Blacklist words in XML


My requirement is : "Dont allow blacklisted words to appear in a specific XML tag".

I am trying with xs:restriction using XML regex pattern.

I referenced the following link : Restrict word list in XML schema.

eg: BLACKLISTED WORDS : byte,bing,ding

The problem : If the words start with the same letter (b), byte passes for bing condition and vice versa.

Is there an AND operator I can use ? Is there any other simpler way ?

Thanks in advance !!


Solution

  • As per Michael Kay's answer, I have implemented the logic using XSD 1.1. (I had to change $value to @name)

    Steps: 1. Used the following code with latest Xerces 1.1 implementation jar files.
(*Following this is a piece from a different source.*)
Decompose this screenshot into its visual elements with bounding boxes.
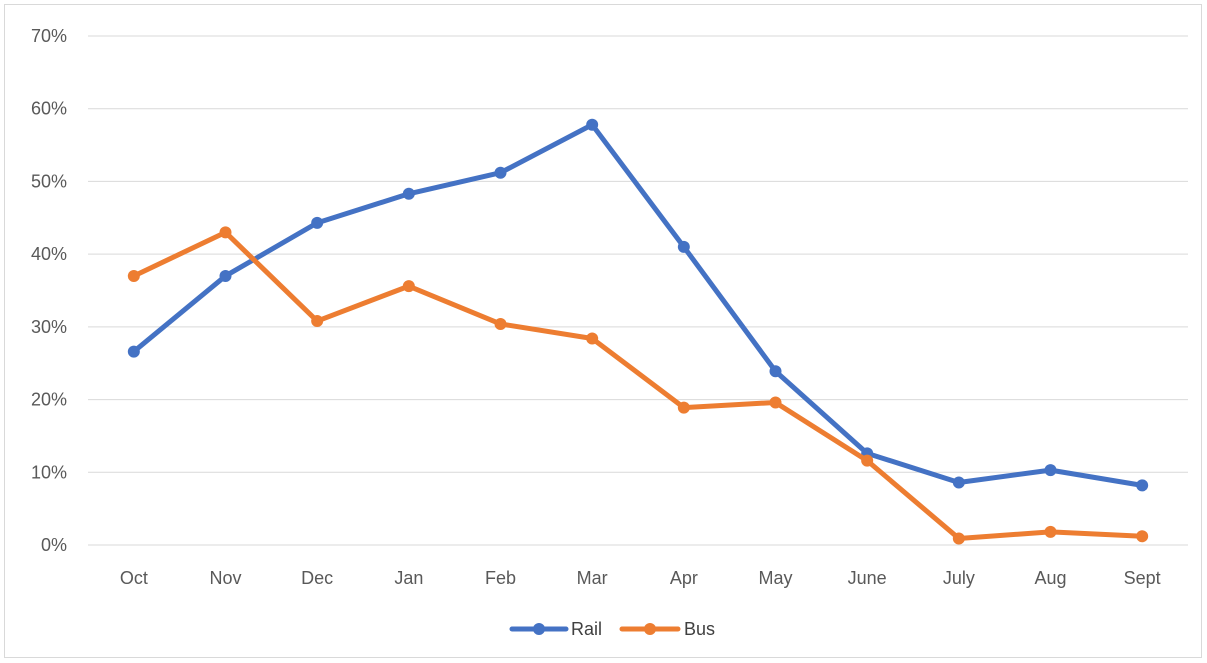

    <xs:element name="random-element">
        <xs:complexType>
            <xs:attribute name="name" use="required" type="xs:string" />
            <xs:attribute name="value" use="optional" type="xs:string" />
            <xs:assert test="not(tokenize(@name, '\s+') = ('byte', 'bing', 'ding'))"/>
        </xs:complexType>
    </xs:element>
    

    3. Validated using the following code :

     final SchemaFactory schemaFactory = SchemaFactory.newInstance(Constants.W3C_XML_SCHEMA11_NS_URI);
     final Schema schema = schemaFactory.newSchema(schemaFile);
     final Validator validator = schema.newValidator();
     validator.validate(xmlFile);
    

    The constant W3C_XML_SCHEMA11_NS_URI is very important, else it will fail.